If I want the whole team to be paid at once, there are 2 possibilities.

  1. I create a Lsig/App that will be the royalty_receiver, and with a crontab, I call the Lsig/App to split the payment. Pros:

    • We keep the arc as is. Easier for the marketplace to implement it Cons:
    • We add friction to people who need this kind of feature
  2. We add a new *OPTIONAL method after_transfer_call that needs to be called at the end of any transaction. This method might call a "Payment_Splitter" or any Application that needs to be called at the end of a transaction. Pros:

    • Creators should not have to worry about setting up a server or running the application manually Cons:
    • More work for the marketplace

I think 2 is better and should be considered to make Smart Asa ARC-20 Smarter.
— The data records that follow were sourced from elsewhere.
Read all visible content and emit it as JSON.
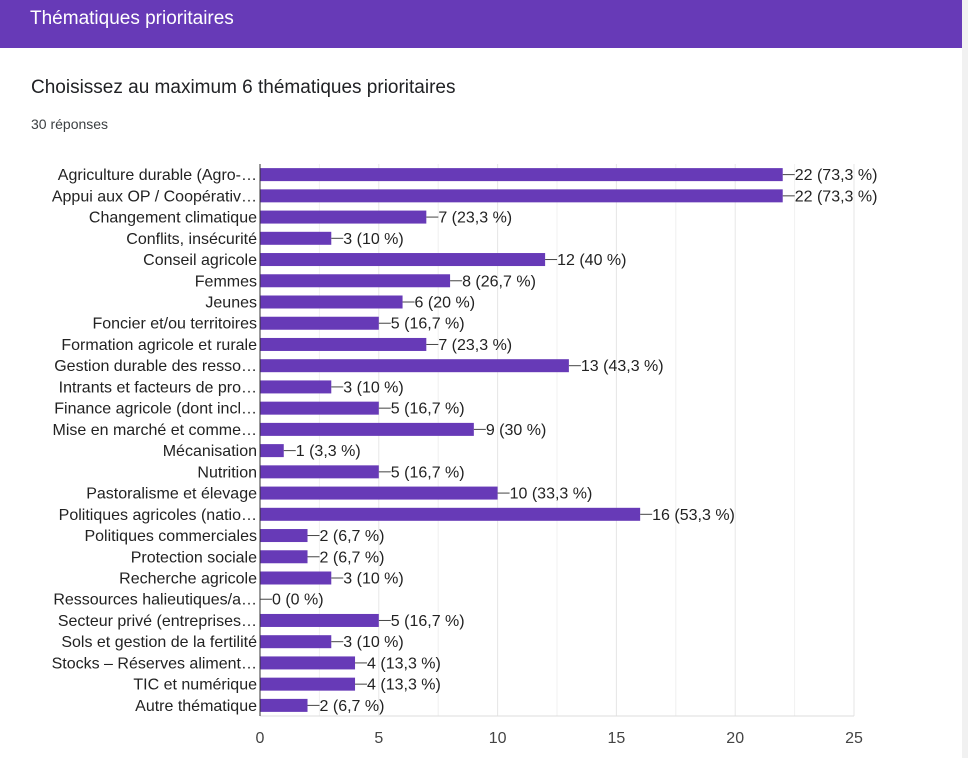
{
  "header": {
    "title": "Thématiques prioritaires"
  },
  "question": {
    "title": "Choisissez au maximum 6 thématiques prioritaires",
    "responses": "30 réponses"
  },
  "colors": {
    "header": "#673ab7",
    "bar": "#673ab7"
  },
  "chart_data": {
    "type": "bar",
    "orientation": "horizontal",
    "categories": [
      "Agriculture durable (Agro-…",
      "Appui aux OP / Coopérativ…",
      "Changement climatique",
      "Conflits, insécurité",
      "Conseil agricole",
      "Femmes",
      "Jeunes",
      "Foncier et/ou territoires",
      "Formation agricole et rurale",
      "Gestion durable des resso…",
      "Intrants et facteurs de pro…",
      "Finance agricole (dont incl…",
      "Mise en marché et comme…",
      "Mécanisation",
      "Nutrition",
      "Pastoralisme et élevage",
      "Politiques agricoles (natio…",
      "Politiques commerciales",
      "Protection sociale",
      "Recherche agricole",
      "Ressources halieutiques/a…",
      "Secteur privé (entreprises…",
      "Sols et gestion de la fertilité",
      "Stocks – Réserves aliment…",
      "TIC et numérique",
      "Autre thématique"
    ],
    "values": [
      22,
      22,
      7,
      3,
      12,
      8,
      6,
      5,
      7,
      13,
      3,
      5,
      9,
      1,
      5,
      10,
      16,
      2,
      2,
      3,
      0,
      5,
      3,
      4,
      4,
      2
    ],
    "value_labels": [
      "22 (73,3 %)",
      "22 (73,3 %)",
      "7 (23,3 %)",
      "3 (10 %)",
      "12 (40 %)",
      "8 (26,7 %)",
      "6 (20 %)",
      "5 (16,7 %)",
      "7 (23,3 %)",
      "13 (43,3 %)",
      "3 (10 %)",
      "5 (16,7 %)",
      "9 (30 %)",
      "1 (3,3 %)",
      "5 (16,7 %)",
      "10 (33,3 %)",
      "16 (53,3 %)",
      "2 (6,7 %)",
      "2 (6,7 %)",
      "3 (10 %)",
      "0 (0 %)",
      "5 (16,7 %)",
      "3 (10 %)",
      "4 (13,3 %)",
      "4 (13,3 %)",
      "2 (6,7 %)"
    ],
    "xticks": [
      0,
      5,
      10,
      15,
      20,
      25
    ],
    "xlim": [
      0,
      25
    ],
    "grid": true,
    "title": "",
    "xlabel": "",
    "ylabel": ""
  }
}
cusma commented 2 years ago

As per Royalty Receiver description:

The Royalty Receiver is then responsible for any further royalty distribution logic, making the Royalty Enforcement Specification more general and composable.

I'm inclined to keep the relationship between the Royalty Enforcer and the Royalty Receiver modular.

There could be different "royalty distribution logic" depending on: distribution time schedules, minimum distribution amounts, different distribution shares among creators, etc. etc.

Since each project / NFT / marketplace could have its own distribution logic I would keep the implementation and the requirements of a Royalty Receiver (and eventually Distributor) separate, giving to the marketplaces, minting platforms, wallets, etc. the possibility of managing the distribution as they prefer (e.g. on a crontab time basis, etc.).